Ama bugün konuşmayacağım. Çünkü bu soruşturmalarda gerçekleştirdikleri hukuka aykırı uygulamalar sebebiyle gözaltına alınmadılar.
Geçmişte yaşatılan zulümden elbette hesap sorulmalı. Ama bu başka davalara payanda haline getirilmemeli.
Aksi halde hukukun başkalarının amaçları doğrultusunda eğilip bükülmesinde bizim de payımız olur.

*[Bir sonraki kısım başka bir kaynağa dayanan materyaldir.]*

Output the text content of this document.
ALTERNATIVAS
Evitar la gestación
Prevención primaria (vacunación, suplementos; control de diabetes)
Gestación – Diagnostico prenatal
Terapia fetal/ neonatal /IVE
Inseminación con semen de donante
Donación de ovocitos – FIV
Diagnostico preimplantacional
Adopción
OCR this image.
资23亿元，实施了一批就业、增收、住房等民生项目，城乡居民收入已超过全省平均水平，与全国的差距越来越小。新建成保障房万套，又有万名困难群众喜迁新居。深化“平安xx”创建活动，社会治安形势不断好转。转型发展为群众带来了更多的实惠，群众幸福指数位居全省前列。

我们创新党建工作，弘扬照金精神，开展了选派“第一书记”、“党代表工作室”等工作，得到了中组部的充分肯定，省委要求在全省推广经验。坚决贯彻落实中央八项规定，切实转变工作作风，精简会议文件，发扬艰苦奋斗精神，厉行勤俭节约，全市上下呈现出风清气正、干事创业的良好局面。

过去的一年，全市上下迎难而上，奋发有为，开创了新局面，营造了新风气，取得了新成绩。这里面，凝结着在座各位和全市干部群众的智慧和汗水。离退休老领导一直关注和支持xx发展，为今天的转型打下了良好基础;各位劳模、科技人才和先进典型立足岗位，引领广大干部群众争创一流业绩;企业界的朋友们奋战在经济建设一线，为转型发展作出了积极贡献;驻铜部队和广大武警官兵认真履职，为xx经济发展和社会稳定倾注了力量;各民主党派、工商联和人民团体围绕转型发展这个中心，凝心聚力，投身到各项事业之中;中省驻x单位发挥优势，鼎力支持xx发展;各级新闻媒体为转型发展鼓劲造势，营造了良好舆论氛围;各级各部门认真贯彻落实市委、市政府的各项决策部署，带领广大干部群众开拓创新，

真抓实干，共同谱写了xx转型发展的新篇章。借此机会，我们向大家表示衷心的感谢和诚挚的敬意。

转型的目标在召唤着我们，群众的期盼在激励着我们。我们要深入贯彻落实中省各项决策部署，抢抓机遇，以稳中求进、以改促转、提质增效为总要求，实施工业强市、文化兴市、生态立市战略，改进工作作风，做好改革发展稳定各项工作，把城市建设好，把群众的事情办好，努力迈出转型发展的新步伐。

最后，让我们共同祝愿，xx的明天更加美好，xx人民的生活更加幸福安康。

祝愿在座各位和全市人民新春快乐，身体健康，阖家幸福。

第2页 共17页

Geçmişte Yılmazer, Atayün, Köse, Akyürek, Ekizoğlu tarafından yapılan hukuksuz uygulamaların, bugün Selam Tevhid Örgütü Soruşturması'nda onlara yapılmasına ise gönlüm razı olmaz.
Evet, razı olmaz. Ne olursa olsun "adil" olarak yargılansınlar.
Silivri ve Beşiktaş Adliyelerinin koridorlarında bizlere yaşatılanları onlara reva görmem, göremem.
Ama yaşattıklarının hesabının sorulmasının takipçisi olmaya da devam ederim.
ÖZEL YETKİLİ MAHKEMELERİN HAKİM VE SAVCILARI HUKUKSUZLUĞUN PARÇASI OLDULAR
Asıl kızgınlığım ise onlara değil.
Aynı okullardan mezun olduğumuz kişilere.
Polisin yasadışı uygulamalarına göz yuman Hakim ve Savcılar, aldıkları eğitimi ve Hukukun Genel İlkelerini bir kenara bıraktılar.
Bugün göz altına alınan Emniyet Müdürleri önlerine ne getirdiyse imzaladılar ve bu hukuksuzun ortağı haline geldiler.
Hiçbir ayrım yapmıyorum.
İstanbul'daki Özel Yetkili Mahkemelerde görev alan Hakim ve Savcılar, birkaç istisna hariç, hukuksuzun parçası haline geldiler.
Kanunsuzluk karşısında direnmediler.
Silivri koridorlarında yankılanan "hukuk herkese bir gün lazım olacak" sözünün anlamını bugün daha iyi anladıklarını zannediyorum.
İstanbul Cumhuriyet Başsavcısı Hadi Salihoğlu'nun bugün yapmış olduğu basın açıklaması, soruşturmanın Savcı ve Hakimleri de kapsayacak şekilde genişleyeceğini gösteriyor bizlere.
Öyle ki polis, savcı izin vermezse, savcı da Hakim karar almazsa bu uygulamaların hiçbirini gerçekleştiremezdi.
O yüzdendir ki asıl Savcılara ve Hakimlere yönelik operasyon kapıda demek yanlış olmaz.
Ancak hiçbir şikayetimizi işleme koymayan Hakimler ve Savcılar Yüksek Kurulu'nda egemen olan taassup ortamı varlığını sürdürdükçe, bu ne kadar mümkün olur bilmiyorum.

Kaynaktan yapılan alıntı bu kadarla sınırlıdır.